« Son rire résonne encore, et la mort n’est rien pour lui. »

Fukushima – Récit d’un désastre de Michaël Ferrier

Herbes de l’été
Des valeureux guerriers
La trace d’un rêve

fukushimaEditions Folio – 6,95€
Février 2013 – 309 Pages

Quatrième de couverture :

« On peut très bien vivre dans des zones contaminées : c’est ce que nous assurent les partisans du nucléaire. Pas tout à fait comme avant, certes. Mais quand même. La demi-vie. Une certaine fraction des élites dirigeantes – avec la complicité ou l’indifférence des autres – est en train d’imposer, de manière si évidente qu’elle en devient aveuglante, une entreprise de domestication comme on en a rarement vu depuis l’avènement de l’humanité. »

Michaël Ferrier était à Tokyo quand tremblements de terre et tsunamis ravagèrent le Japon. Il décrit la peur, le littoral dévasté, recueille le récit des témoins et victimes. Avant de partir vers la zone interdite et de tenter de cerner les causes et les responsabilités de la catastrophe nucléaire.

Avis personnel :

Je tiens tout d’abord à remercier Livraddict et les éditions Folio pour ce partenariat.

Vendredi 11 mars 2011, en début d’après-midi, la vibration des fenêtres. Quelque chose s’ouvre, grogne, frémit, demande à sortir.

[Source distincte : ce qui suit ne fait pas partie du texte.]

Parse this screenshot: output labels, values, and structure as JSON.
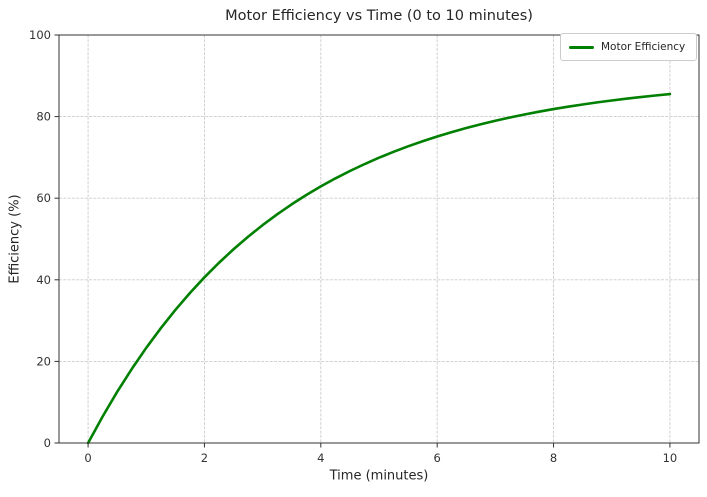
{
  "chart_data": {
    "type": "line",
    "title": "Motor Efficiency vs Time (0 to 10 minutes)",
    "xlabel": "Time (minutes)",
    "ylabel": "Efficiency (%)",
    "xlim": [
      -0.5,
      10.5
    ],
    "ylim": [
      0,
      100
    ],
    "x_ticks": [
      0,
      2,
      4,
      6,
      8,
      10
    ],
    "y_ticks": [
      0,
      20,
      40,
      60,
      80,
      100
    ],
    "grid": true,
    "grid_color": "#cccccc",
    "grid_style": "dashed",
    "spine_color": "#333333",
    "tick_label_color": "#333333",
    "legend": {
      "position": "upper right",
      "entries": [
        {
          "label": "Motor Efficiency",
          "color": "#008000"
        }
      ]
    },
    "series": [
      {
        "name": "Motor Efficiency",
        "color": "#008000",
        "line_width": 2.6,
        "x": [
          0,
          0.25,
          0.5,
          0.75,
          1,
          1.25,
          1.5,
          1.75,
          2,
          2.25,
          2.5,
          2.75,
          3,
          3.25,
          3.5,
          3.75,
          4,
          4.25,
          4.5,
          4.75,
          5,
          5.25,
          5.5,
          5.75,
          6,
          6.25,
          6.5,
          6.75,
          7,
          7.25,
          7.5,
          7.75,
          8,
          8.25,
          8.5,
          8.75,
          9,
          9.25,
          9.5,
          9.75,
          10
        ],
        "values": [
          0,
          6.5,
          12.54,
          18.13,
          23.33,
          28.14,
          32.61,
          36.76,
          40.61,
          44.18,
          47.49,
          50.56,
          53.41,
          56.05,
          58.51,
          60.78,
          62.89,
          64.85,
          66.67,
          68.35,
          69.92,
          71.37,
          72.72,
          73.96,
          75.12,
          76.2,
          77.2,
          78.12,
          78.98,
          79.78,
          80.51,
          81.2,
          81.84,
          82.43,
          82.97,
          83.48,
          83.95,
          84.39,
          84.79,
          85.17,
          85.52
        ]
      }
    ]
  }
}
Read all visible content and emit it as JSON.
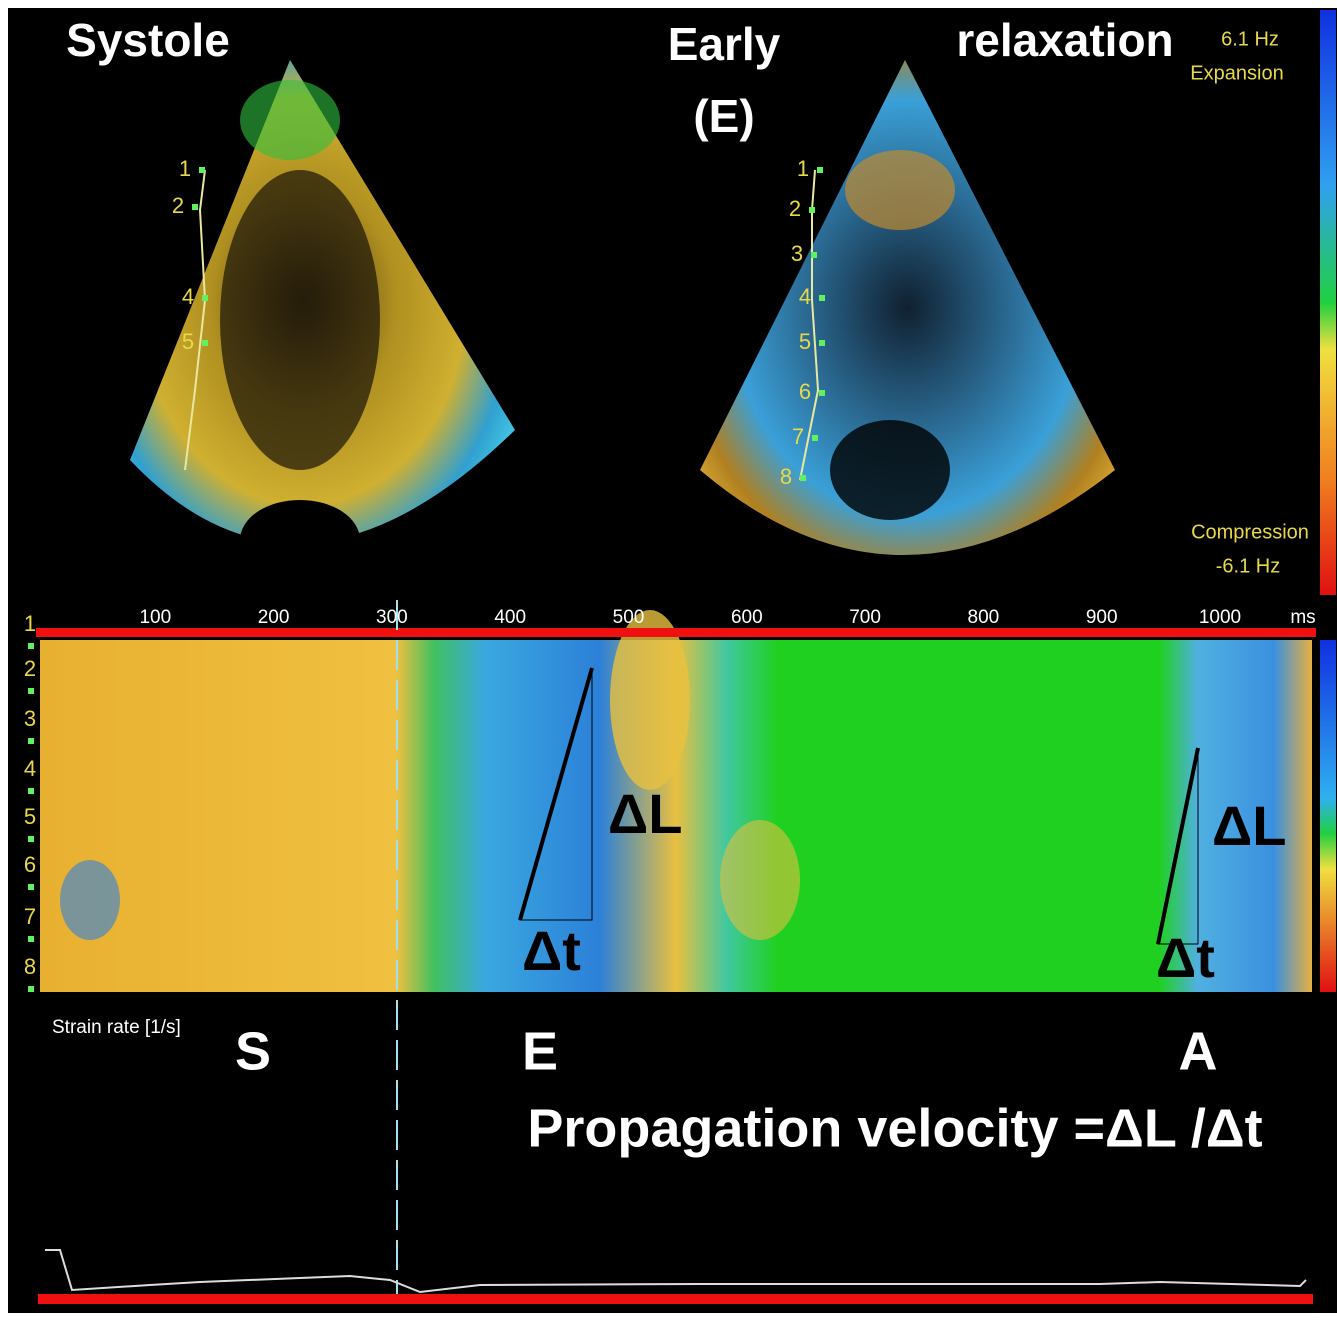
{
  "echo": {
    "systole_label": "Systole",
    "early_label": "Early",
    "e_label": "(E)",
    "relaxation_label": "relaxation",
    "left_markers": [
      "1",
      "2",
      "4",
      "5"
    ],
    "right_markers": [
      "1",
      "2",
      "3",
      "4",
      "5",
      "6",
      "7",
      "8"
    ]
  },
  "color_scale": {
    "max": "6.1 Hz",
    "max_label": "Expansion",
    "min_label": "Compression",
    "min": "-6.1 Hz"
  },
  "time_axis": {
    "ticks": [
      100,
      200,
      300,
      400,
      500,
      600,
      700,
      800,
      900,
      1000
    ],
    "unit": "ms"
  },
  "segments": [
    "1",
    "2",
    "3",
    "4",
    "5",
    "6",
    "7",
    "8"
  ],
  "mmode": {
    "delta_l": [
      "ΔL",
      "ΔL"
    ],
    "delta_t": [
      "Δt",
      "Δt"
    ]
  },
  "trace": {
    "label": "Strain rate [1/s]",
    "phases": [
      "S",
      "E",
      "A"
    ],
    "formula": "Propagation velocity =ΔL /Δt"
  }
}
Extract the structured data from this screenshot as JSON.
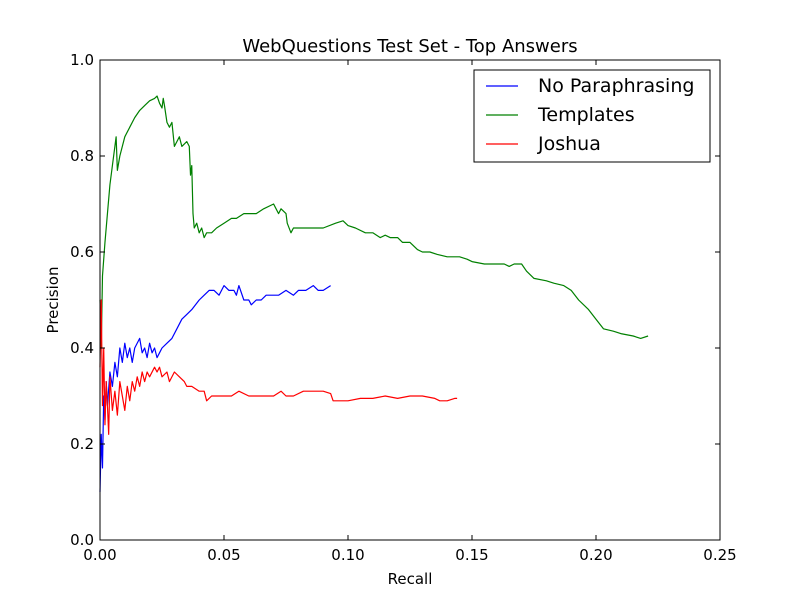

Le vendredi 11 mars 2011, un violent séisme de magnitude 8,9 a touché le Japon. Il a provoqué par la suite un puissant tsunami. Les secousses ont ravagé de nombreux bâtiments mais ont aussi détruit des centrales nucléaires. Et surtout, il y a les milliers de blessés, disparus et morts.

En demandant ce partenariat, je voulais avoir une meilleure vision de cet événement à travers quelqu’un qui l’a réellement vécu. Je ne savais pas trop à quoi m’attendre mais le récit mêle avec brio style littéraire et données scientifiques pour livrer un puissant témoignage. Malgré ce sujet difficile, j’ai trouvé ce livre passionnant.

Le livre est séparé en trois parties. Dans la première, intitulée Le manche de l’éventail, l’auteur expose ce qu’il a vécu. Le séisme initial qu’il a ressenti puis les répliques infinies qui ont succédé. Dans la deuxième partie, il part avec son amie Jun aider des personnes dont les villages ont quasiment disparu. Ils écoutent aussi ce qu’ils ont vécu ce qui donne son titre à cette partie : Récits sauvés des eaux. Finalement, la dernière partie, La demi-vie, mode d’emploi, évoque le désastre de Fukushima. L’auteur prône un discours anti-nucléaire bien argumenté tout en n’imposant pas son point de vie.

Le récit se construit parfois sous forme de fragments, entre retours en arrière et anticipation. Avec un récit à la première personne, Michaël Ferrier s’attache immédiatement le lecteur. On est accroché à chaque mot, tournant rapidement les pages pour savoir la suite. La narration est efficace tout en étant poétique. L’auteur mêle références classiques françaises et japonaises. Les descriptions sont très précises et les dialogues vivaces. On a l’impression de vivre les événements et de ressentir les sentiments des personnes interrogées même si l’on ne pourra jamais réellement comprendre ce qu’elles ont vécu.

On peut aussi voir la construction du récit sous la forme d’une enquête. Michaël Ferrier par à la recherche des informations et celles-ci sont parfois difficiles à trouver. Il y a le silence du gouvernement qui l’impose aux personnes travaillant dans une centrale nucléaire et risquant leur emploi si elles divulguent un renseignement. Il y a aussi les victimes qu’on met à l’écart. Ces personnes qui se sont retrouvées à portée de radiations que l’on refuse dans des hôpitaux par peur de la contamination. Ces personnes qui ont tout perdu et qui ne reçoivent pour le moment que peu d’aide. Ces personnes qui ne savent pas de quoi leur lendemain sera fait. Mais il y a aussi ceux qui profitent de chaque instant et envisagent l’avenir avec une certaine sérénité. Comme ce vieil homme qui se lève tôt pour admirer le lever du soleil et profiter du calme. Comme cette jeune femme qui nettoie avec application des photos retrouvées dans des décombres. Cette humanité est belle. Malgré toutes les catastrophes, il reste une chose simple mais essentielle : la vie.

En résumé :

A travers un récit très réaliste, Michaël Ferrier fait vivre au lecteur les événements de ce désastre.